Fourth Time Is The Charm For S&P 500 Which Finally Closes At A New Record High

The lucky number for the S&P500 was four, which after three aborted attempts to take out the January 15 all time high, finally succeeded on the fourth try materializing in a furious buying panic in Spoos in the last minutes of trading. However, in terms of catalyst, there was absolutely nothing to push the market to new highs: durable goods were a disappointment as we explained earlier (and led banks such as Barclays to further lower their GDP forecast for the year), while initial claims rose to the highest of the year.
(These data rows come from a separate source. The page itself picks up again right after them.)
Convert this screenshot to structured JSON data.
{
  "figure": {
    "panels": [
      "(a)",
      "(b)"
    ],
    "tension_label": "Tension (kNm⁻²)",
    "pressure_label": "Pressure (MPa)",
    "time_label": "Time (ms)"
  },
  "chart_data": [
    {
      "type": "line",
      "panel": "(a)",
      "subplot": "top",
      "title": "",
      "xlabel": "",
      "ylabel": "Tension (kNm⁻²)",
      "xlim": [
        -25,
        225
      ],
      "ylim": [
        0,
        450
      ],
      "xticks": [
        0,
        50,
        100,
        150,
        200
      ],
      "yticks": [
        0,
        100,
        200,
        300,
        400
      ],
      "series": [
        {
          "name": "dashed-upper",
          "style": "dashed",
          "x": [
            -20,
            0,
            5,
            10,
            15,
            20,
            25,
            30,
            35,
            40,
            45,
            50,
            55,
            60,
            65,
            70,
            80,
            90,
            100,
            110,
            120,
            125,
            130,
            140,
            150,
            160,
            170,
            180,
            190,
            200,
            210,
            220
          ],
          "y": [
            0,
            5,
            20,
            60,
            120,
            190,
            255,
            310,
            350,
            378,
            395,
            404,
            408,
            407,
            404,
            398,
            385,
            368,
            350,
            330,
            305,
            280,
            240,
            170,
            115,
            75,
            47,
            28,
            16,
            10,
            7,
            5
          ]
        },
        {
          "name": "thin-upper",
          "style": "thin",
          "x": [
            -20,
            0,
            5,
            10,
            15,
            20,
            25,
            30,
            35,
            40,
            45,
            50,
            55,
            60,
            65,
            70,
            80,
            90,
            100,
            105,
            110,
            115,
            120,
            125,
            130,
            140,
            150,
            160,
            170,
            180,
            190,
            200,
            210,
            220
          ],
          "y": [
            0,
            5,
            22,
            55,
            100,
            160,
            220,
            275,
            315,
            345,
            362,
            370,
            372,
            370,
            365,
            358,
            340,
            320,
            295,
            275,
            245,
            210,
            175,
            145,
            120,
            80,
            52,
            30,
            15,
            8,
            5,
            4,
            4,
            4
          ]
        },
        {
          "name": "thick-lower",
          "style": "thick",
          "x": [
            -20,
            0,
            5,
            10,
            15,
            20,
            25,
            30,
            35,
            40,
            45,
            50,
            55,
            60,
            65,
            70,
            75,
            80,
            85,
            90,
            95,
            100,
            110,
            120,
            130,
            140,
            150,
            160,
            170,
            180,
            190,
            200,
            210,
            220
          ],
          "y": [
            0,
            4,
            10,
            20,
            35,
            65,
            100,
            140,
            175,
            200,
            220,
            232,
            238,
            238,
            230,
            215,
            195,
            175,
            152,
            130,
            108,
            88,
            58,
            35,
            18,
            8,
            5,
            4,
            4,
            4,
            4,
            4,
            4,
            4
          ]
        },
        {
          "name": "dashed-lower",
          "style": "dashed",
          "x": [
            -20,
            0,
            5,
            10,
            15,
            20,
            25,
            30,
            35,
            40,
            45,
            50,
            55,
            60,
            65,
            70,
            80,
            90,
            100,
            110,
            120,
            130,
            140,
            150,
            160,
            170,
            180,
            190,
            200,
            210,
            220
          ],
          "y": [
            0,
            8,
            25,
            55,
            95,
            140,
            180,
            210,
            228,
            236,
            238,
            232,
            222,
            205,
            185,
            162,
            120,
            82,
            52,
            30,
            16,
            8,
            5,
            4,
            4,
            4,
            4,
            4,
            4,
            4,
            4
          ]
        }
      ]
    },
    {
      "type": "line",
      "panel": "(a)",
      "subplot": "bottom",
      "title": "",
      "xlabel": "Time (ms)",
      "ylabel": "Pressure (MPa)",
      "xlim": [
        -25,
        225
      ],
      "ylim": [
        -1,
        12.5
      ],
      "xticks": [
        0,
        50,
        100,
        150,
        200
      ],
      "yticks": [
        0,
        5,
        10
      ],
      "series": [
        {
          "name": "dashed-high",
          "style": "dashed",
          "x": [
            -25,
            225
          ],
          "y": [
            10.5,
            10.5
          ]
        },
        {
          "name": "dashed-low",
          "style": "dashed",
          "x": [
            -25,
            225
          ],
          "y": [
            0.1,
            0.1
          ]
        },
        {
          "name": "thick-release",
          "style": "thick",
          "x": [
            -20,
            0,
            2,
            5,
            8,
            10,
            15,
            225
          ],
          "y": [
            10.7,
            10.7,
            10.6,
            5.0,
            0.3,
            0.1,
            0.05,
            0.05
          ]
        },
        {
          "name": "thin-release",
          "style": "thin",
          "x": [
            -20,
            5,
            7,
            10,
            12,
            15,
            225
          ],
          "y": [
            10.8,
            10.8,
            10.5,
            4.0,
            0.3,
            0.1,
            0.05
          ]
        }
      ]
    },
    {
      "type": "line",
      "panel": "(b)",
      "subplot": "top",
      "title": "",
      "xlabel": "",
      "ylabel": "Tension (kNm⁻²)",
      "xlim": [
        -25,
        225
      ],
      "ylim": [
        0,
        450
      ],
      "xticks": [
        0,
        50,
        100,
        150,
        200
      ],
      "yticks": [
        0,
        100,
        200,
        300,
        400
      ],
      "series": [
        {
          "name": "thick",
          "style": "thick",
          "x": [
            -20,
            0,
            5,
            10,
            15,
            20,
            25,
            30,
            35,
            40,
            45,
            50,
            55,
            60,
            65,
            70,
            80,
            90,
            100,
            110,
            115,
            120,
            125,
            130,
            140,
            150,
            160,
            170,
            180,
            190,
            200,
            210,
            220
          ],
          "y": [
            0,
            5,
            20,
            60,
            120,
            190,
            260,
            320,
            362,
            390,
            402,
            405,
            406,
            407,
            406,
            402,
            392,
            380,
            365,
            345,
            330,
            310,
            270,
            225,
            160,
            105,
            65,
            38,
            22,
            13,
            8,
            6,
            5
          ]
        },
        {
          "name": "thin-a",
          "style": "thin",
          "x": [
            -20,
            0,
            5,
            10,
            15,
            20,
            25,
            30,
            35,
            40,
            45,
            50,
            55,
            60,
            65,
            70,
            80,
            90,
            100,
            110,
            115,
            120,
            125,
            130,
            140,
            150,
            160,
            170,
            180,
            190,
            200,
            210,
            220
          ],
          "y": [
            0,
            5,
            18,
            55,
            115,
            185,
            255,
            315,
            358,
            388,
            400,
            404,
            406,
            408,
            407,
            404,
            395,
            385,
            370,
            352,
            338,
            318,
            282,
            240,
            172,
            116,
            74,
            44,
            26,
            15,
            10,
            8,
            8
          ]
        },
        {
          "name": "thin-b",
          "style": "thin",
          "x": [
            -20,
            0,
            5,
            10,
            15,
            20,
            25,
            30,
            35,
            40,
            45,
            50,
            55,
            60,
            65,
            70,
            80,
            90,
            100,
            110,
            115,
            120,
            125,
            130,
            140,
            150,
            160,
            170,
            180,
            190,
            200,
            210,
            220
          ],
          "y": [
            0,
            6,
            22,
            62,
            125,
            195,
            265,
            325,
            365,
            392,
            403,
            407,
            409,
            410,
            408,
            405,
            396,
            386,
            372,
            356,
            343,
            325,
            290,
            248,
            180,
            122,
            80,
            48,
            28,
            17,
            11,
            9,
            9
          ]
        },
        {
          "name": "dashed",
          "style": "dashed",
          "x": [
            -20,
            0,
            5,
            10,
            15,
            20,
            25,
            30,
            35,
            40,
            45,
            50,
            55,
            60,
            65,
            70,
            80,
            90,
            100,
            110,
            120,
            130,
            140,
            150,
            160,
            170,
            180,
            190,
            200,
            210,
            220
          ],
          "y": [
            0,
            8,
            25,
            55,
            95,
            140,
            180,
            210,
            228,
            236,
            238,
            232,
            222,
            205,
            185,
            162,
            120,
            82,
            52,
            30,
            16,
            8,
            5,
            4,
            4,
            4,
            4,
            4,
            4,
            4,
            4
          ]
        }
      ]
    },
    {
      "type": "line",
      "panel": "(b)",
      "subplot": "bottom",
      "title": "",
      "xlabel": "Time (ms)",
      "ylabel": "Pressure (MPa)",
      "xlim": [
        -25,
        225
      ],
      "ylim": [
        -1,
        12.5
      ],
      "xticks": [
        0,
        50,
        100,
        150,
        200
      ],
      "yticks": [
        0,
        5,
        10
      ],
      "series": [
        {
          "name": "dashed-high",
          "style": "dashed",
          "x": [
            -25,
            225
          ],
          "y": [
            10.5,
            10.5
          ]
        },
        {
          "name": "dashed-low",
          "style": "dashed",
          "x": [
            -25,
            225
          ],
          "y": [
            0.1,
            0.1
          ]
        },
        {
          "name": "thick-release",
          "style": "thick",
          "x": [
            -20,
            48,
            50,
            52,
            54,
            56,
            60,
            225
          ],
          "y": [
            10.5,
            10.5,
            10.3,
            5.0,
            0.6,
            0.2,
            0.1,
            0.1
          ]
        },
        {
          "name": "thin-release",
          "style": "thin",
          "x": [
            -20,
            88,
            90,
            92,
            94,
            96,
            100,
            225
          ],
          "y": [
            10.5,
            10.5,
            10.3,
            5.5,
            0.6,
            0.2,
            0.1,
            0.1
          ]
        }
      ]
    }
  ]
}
Which leaves only Yellen as the factor, although as can be seen on the chart below, one can just as easily say once US traders walked in today, the channel lift algo was activated, and with Spoos meandering all day in a straight line within the channel, finally burst through to highs with the closing print.

 

Of course, in a catalyst free world, it meant that something else was driving equities higher, and that something as usual was a carry funding pair, only today it was not so much the USDJPY as it was the AUDJPY shown below.

 

Not everyone bought it, however, with bonds trading in a tight range and closing at a lower yield once again, and now back to early 2013 levels. Then again, in the New Normal all that matters is the wealth effect, aka stocks. And what do bonds know anyway.

So with conflict in the Crimea, economic data continuing to deteriorate far beyond simply “weather”, emerging markets still unsettled and likely to get worse as the taper continues and the US current account deficit shrinking, and the Chinese economy set for a “volatile year” in its own words what can one say but… it’s all priced in.